Mme Michèle Delaunay, ministre déléguée auprès de la ministre des affaires sociales et de la santé, chargée des personnes âgées et de l’autonomie. Monsieur le président, madame la présidente de la commission des affaires sociales, monsieur le rapporteur général, mesdames, messieurs les rapporteurs, mesdames, messieurs les sénateurs, très simplement exprimé, le présent projet de loi de financement de la sécurité sociale garantit un bon budget aux personnes âgées et montre que la politique de l’âge est une priorité de notre gouvernement ; il comporte 360 millions d’euros de mesures nouvelles destinées à accompagner les personnes âgées risquant une perte d’autonomie et un objectif de progression des dépenses en leur direction de 4,6 %.

Par ailleurs, avec l’inscription, dès les premiers mois de la législature, de la réforme, si longtemps attendue, de la prise en charge de la perte d’autonomie dans ce projet de loi de financement de la sécurité sociale, le Gouvernement prouve sa volonté de faire de la cause de l’âge un axe prioritaire de son action.

Les expérimentations des parcours de santé que ce PLFSS met en place constituent la clé de l’avenir et de la soutenabilité de notre système de santé. Dans le cadre des projets pilotes qui seront déployés seront intégrés les services au cœur de l’accompagnement des personnes âgées à domicile : les services de soins infirmiers à domicile, les SSIAD, et les services d’accompagnement et d’aide à domicile, les SAAD. Il est nécessaire de favoriser le rapprochement de ces services, afin que la réponse aux besoins de santé soit mieux coordonnée. Les élus des conseils généraux ici présents – j’ai moi-même été conseillère générale – ne le savent que trop bien.

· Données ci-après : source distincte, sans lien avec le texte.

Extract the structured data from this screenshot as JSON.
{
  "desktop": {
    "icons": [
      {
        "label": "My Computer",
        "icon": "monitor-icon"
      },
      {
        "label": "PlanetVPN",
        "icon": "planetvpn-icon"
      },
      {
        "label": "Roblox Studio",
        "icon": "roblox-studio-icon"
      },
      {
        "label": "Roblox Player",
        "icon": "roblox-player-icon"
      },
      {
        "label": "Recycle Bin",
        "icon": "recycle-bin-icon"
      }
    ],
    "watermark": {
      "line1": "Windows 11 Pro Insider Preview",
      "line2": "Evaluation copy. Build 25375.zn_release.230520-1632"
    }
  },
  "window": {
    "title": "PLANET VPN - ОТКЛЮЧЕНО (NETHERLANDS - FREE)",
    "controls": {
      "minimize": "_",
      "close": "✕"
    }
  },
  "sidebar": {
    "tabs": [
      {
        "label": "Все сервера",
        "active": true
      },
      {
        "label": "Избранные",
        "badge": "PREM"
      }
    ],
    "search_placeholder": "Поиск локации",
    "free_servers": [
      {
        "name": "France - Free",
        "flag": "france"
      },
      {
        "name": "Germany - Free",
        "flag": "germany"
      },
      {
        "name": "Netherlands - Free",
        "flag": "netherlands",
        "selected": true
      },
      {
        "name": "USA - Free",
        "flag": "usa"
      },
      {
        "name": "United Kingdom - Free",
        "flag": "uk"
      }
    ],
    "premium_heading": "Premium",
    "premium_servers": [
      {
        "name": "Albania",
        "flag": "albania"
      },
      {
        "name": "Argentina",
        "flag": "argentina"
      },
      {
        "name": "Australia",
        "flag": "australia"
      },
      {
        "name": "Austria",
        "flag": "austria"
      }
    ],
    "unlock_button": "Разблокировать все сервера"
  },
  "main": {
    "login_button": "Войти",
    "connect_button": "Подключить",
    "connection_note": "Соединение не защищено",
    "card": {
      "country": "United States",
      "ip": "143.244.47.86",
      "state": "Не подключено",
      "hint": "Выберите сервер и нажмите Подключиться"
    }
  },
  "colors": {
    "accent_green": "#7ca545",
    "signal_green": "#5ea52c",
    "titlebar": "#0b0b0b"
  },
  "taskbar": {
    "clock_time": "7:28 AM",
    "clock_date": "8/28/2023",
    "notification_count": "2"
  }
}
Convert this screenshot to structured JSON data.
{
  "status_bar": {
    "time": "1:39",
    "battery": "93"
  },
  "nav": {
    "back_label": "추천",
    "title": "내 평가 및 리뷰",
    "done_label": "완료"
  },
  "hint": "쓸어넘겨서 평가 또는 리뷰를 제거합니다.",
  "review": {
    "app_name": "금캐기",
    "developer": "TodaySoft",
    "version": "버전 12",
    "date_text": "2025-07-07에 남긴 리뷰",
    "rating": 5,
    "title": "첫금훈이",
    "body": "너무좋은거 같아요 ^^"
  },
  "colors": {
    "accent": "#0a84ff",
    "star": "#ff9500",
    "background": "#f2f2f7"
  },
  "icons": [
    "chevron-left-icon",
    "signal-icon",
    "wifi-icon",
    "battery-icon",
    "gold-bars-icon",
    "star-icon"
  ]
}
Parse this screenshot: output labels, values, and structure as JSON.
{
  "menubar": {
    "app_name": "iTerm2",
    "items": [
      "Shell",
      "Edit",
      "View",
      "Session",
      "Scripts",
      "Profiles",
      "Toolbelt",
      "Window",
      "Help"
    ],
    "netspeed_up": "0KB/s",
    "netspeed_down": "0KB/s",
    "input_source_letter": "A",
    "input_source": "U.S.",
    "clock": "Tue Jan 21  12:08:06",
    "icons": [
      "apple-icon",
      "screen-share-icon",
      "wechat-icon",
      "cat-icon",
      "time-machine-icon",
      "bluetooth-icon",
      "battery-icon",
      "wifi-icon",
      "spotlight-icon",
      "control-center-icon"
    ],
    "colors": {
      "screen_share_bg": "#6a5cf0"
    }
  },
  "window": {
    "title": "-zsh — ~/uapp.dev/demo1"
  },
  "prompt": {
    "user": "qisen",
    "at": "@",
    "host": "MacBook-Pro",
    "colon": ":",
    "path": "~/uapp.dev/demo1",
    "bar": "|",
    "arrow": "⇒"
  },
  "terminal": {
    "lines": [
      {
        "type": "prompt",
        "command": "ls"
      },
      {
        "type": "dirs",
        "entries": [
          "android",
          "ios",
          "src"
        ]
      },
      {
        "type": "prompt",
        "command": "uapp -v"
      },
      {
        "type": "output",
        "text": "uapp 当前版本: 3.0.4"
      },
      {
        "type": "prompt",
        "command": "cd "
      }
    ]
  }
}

Les services polyvalents d’aide et de soins à domicile, les SPASAD, qui regroupent aide à domicile et soins infirmiers, pourront également, dans le cadre de ces projets pilotes, déroger aux modalités réglementaires de financement et d’organisation. Un amendement en ce sens, issu d’un échange constructif entre les députés et le Gouvernement, a été voté par l’Assemblée nationale et nous nous en réjouissons. Le caractère « pilote » des projets dans lesquels pourront s’inscrire les SPASAD nous permettra de bénéficier d’enseignements utiles à l’amélioration de leur modèle de financement. Nous posons ainsi la première pierre indispensable à l’amélioration du « modèle SPASAD » et à son déploiement sur les territoires.

En commission des affaires sociales, certains d’entre vous, et en particulier M. le rapporteur Ronan Kerdraon, ont demandé qu’un rapport sur ces services polyvalents soit présenté au Parlement : je peux d’ores et déjà vous dire que je suis favorable à l’amendement déposé en ce sens.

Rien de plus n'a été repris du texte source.